Out of the cold now and sitting in the noisy theater, Elsa holds a bar of toffee in her hand and feels as though her fingers have become enormous in the welcome heat. She cannot bite the toffee bar, it is so hard against her teeth. She can only leave small indentations on the brown slab. Her mouth and lips are sticky. Isabel sits between Elsa and Katherine and does not speak, but instead sucks on a boiled sweet. She twists a strand of her blond hair around her finger with a look of self-satisfied contempt on her face.
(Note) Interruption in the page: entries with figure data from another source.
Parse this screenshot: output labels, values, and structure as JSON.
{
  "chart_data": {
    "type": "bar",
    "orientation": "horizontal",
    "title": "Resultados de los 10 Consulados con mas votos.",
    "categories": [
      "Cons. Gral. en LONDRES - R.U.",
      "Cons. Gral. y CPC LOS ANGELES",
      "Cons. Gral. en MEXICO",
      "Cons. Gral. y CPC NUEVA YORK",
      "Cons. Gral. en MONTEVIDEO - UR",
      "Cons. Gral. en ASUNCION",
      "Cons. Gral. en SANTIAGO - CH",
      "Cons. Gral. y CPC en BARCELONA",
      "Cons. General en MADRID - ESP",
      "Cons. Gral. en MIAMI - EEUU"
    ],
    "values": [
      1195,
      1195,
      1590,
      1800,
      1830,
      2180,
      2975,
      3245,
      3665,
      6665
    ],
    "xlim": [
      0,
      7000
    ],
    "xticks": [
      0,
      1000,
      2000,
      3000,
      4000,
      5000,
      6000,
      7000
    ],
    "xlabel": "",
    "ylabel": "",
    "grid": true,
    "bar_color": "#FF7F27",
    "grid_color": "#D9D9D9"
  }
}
Elsa cannot decide which is making her feel most uncomfortable, the unruly behavior of the children around her, who are shouting and firing scrunched-up balls of paper at one another, the cloying smell of the musty velvet seats and the flaky, splintery odor of old cigarettes, or the fact that Isabel is sitting beside her. Having Isabel beside her makes Elsa feel as though she has been wrapped in a cold, damp blanket.
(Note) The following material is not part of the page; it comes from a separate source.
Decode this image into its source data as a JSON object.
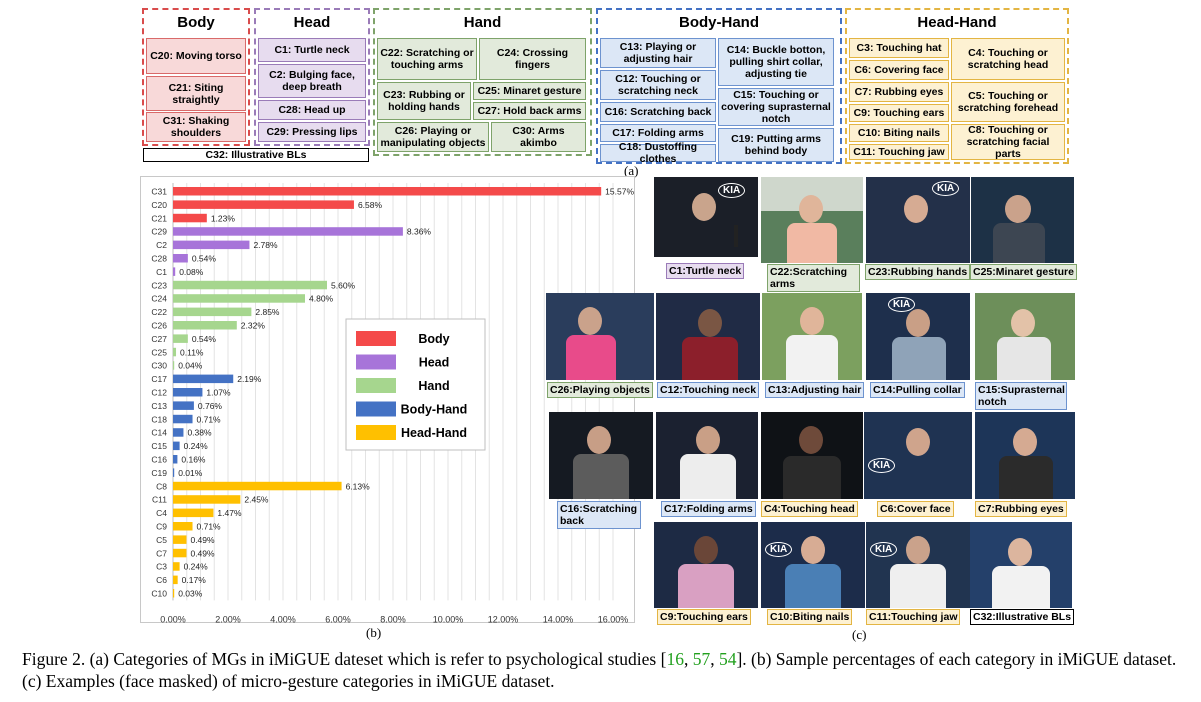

Elsa had been right. Not only are Isabel’s boots brand-new but she also wears a brand-new dress bought “sp-ee-cial-ly” for the occasion. Katherine had reacted in stiff surprise when Isabel’s mother had informed her of the purchase, suddenly feeling concerned about whether the afternoon’s experience at the show would match up to the broderie anglaise and the ruffled pleats that Isabel was proudly displaying in front of her.

The roar of the heaters that line the walls of the auditorium suddenly stop and the lights go down. The excited yapping of the children instantly explodes into cheering and squealing. Elsa and Isabel remain silent.

“It’s about to start now,” Katherine says to Elsa, smiling at her. Elsa looks at her mother in the shadowy dark and feels warmed by her smile.

“Do you want some toffee, Mummy?”

“No thanks, pet.”

The show is a strange hybrid. A retelling of the fairy tale with some songs and some comic routines, but it isn’t a pantomime, nor is it a musical, nor is it a play. The program and the poster describe it as “A Magical Extravaganza for All the Family.” But the children in the audience are not settling to take it in and do not seem to care what kind of show it is.

The character of the wicked old woman who owns the gingerbread house is played by a man. He is trying out a high voice, but every now and then his confidence wanes and his baritone notes slip through. His movements are wiry and mechanical. He is dressed like a pantomime dame with a large unstable wig that he cannot leave alone and a wide skirt, on the hem of which he keeps trampling. He tugs at his costume to free it, and then he tramples on it again.

Isabel turns to Katherine. “I need to go to the toilet, Mrs. Bedford,” she says in a dull voice.

“Em. .” Katherine looks around her and then says to Isabel, “There they are just over to the right.” She points to the side of the auditorium and Isabel slips out of her seat. “Are you all right going on your own?”

“Yes, Mrs. Bedford. And I think I’ve got toffee in my hair.”

“Oh dear. Careful of your dress, Isabel.” Katherine cannot help but be a little concerned about Isabel’s new attire. “You’ll find us again easily enough?”